江霁霖有些怔愣的点头,摸了摸自己的发顶不明所以。
宁藻弯腰凑近了他,帮他揉了揉耳朵,语气轻柔地询问:“没有受伤吧?”
“师父,那是什么?”
他头一次见到这种场景,一时间还没办法从中回过神来,尾音还带着颤。
“她不是一个凡人吗?”
“准确来说,她是半人。”
“来,手给我。”
宁藻牵着他冰凉的手,传递过来的温度似乎要把他从刚刚发生的一切中牵扯出来。
“对了,我好像忘记告诉你了。为师我不是人类,好像是某种成了精的草本植物,别人都称呼这种草叫扶光草。”她用着无所谓的轻松语气却说着那么重要的信息。
不是人类的话,也就意味着她有着种族独有的天赋。
难怪江霁霖自小饱读经书,也未曾见过那样的功法。
他若有所思,飞快地抱了一下她,似乎从中汲取到了力量。
然后,江霁霖眸中含着千言万语,幽怨地盯着她。
宁藻对这种眼睛异常熟悉,有些不自然地轻咳一声,继而理直气壮道:
“你又没问我,我哪里能想起来?”
*
“师父怎么能把头发剪得那么糟糕。”
江霁霖小小地埋怨了两句,但是显然并没有生气。
“凡事都有第一次嘛,下次剪就会好很多的。”
宁藻懒洋洋道。
然后她打了一个大大的哈欠,双手抱臂倚坐在床沿边看着江霁霖收拾行李。
既然抓住了凶手,那他们也没必要继续留在皇宫里了。
所以她就向他们这支队伍征用了江霁霖。
收尾的工作全部都推给了施嬿和涂跃,反正她也做了其中最困难的一环。
“师父。”
江霁霖小心翼翼地抬头去看着她的神色,他还时不时回想起白天她的眼神,那样的眼神完全不像一个人该有的神色,太过冰冷和无情了。
里面没有爱也没有恨,只有蔑空一切的虚无,令人胆颤。
“有什么想问的就问好了,一家人不说两家话。”
宁藻扬唇轻笑,一副懒懒散撒的模样。
听到她说这样的话,他倒是有些害羞地低下头:“白天师父说,那个女子是半人,那另一半呢?另一半是什么?”
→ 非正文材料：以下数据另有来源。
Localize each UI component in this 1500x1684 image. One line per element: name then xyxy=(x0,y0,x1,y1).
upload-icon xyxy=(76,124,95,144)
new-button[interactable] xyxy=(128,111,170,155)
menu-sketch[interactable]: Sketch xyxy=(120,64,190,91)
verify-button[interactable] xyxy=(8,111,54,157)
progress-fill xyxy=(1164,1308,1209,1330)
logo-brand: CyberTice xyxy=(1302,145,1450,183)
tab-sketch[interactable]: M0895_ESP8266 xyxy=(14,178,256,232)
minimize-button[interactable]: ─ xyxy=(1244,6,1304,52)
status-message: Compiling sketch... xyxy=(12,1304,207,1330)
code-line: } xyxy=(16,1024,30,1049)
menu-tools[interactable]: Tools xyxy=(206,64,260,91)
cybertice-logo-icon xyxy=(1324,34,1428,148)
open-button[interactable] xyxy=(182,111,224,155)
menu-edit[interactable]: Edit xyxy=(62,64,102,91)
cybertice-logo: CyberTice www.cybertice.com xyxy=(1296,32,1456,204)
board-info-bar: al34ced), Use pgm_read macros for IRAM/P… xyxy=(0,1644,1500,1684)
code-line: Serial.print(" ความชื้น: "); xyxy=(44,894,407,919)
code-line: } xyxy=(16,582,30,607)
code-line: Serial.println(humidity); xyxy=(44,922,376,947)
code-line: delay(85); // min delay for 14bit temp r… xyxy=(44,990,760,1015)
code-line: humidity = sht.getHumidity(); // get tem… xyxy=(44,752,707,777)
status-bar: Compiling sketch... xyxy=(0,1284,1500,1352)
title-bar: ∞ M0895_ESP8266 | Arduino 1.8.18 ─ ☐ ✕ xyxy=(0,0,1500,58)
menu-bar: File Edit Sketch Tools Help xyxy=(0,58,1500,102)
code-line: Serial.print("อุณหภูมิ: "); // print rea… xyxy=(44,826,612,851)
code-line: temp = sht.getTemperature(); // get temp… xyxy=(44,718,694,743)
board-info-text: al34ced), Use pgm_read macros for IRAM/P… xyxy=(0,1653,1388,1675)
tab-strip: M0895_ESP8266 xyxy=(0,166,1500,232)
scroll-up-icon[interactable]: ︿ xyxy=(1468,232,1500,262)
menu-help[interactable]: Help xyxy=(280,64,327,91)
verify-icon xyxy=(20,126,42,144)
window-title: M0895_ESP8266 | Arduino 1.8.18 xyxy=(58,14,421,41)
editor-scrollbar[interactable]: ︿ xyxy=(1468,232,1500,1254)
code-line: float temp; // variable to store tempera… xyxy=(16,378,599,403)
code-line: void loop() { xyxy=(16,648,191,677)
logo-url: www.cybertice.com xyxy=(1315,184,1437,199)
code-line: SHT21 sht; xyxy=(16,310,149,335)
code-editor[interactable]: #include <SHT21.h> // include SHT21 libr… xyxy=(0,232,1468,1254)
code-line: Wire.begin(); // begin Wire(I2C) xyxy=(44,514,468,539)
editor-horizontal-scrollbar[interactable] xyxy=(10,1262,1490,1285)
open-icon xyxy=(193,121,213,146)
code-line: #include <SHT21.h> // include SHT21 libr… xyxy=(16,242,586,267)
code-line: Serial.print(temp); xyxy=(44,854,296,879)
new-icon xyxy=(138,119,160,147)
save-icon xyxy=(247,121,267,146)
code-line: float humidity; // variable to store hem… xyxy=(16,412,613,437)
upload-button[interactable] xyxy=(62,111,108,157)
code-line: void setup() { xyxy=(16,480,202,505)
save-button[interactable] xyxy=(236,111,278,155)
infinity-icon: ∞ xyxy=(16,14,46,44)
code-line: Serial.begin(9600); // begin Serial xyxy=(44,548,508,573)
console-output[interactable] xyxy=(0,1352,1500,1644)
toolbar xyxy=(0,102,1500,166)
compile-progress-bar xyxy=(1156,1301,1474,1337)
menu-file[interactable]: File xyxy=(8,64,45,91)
宁藻有点犯难了,虽然是一种迷信的说法,但是有些东西确实是该敬畏。
她又不想敷衍自家小徒儿,于是回答:
“是一个禁忌,你以后就会明白的。”
“是吗?”
江霁霖有些不置可否地小声嘀咕。
当然,这场皇宫之行终于在仓促之中结束了。
月黑风高时,深山老林中。
江霁霖抱着浑身炸毛的馒头,面露惊恐地看着周围:
“师父,这是哪里?”
宁藻扶着周围的枯木,用力地咬着手指,望眼欲穿地看着这片老林。
“阿霁,你会看星象吗?”
她嫌弃骑马的速度太慢,于是就带着江霁霖用符纸瞬移到目的地。
结果连用了十几张都没有传送到她想到的地方,然而不幸的是,一直以为库存充沛的符纸却告罄了。
他们就被困在了这一片不见人烟的山林当中。
恐怕要吃几天苦头了。
“可是师父,现在没有星星。”
江霁霖望着天喃喃道。
“这下怎么办?”
宁藻抓狂地抓了抓自己的头发,表情几乎要哭出来。
“师父不会御剑吗?”
如果能够御剑那么赶路会变得更加容易。
“你以为我为什么要用符纸赶路?”宁藻默然答道。
她可是一个废柴,怎么能学会。
沉默在两人之间蔓延,过儿一会儿,江霁霖才郑重其事说道:“我会好好学的,以后就能带着师父了。”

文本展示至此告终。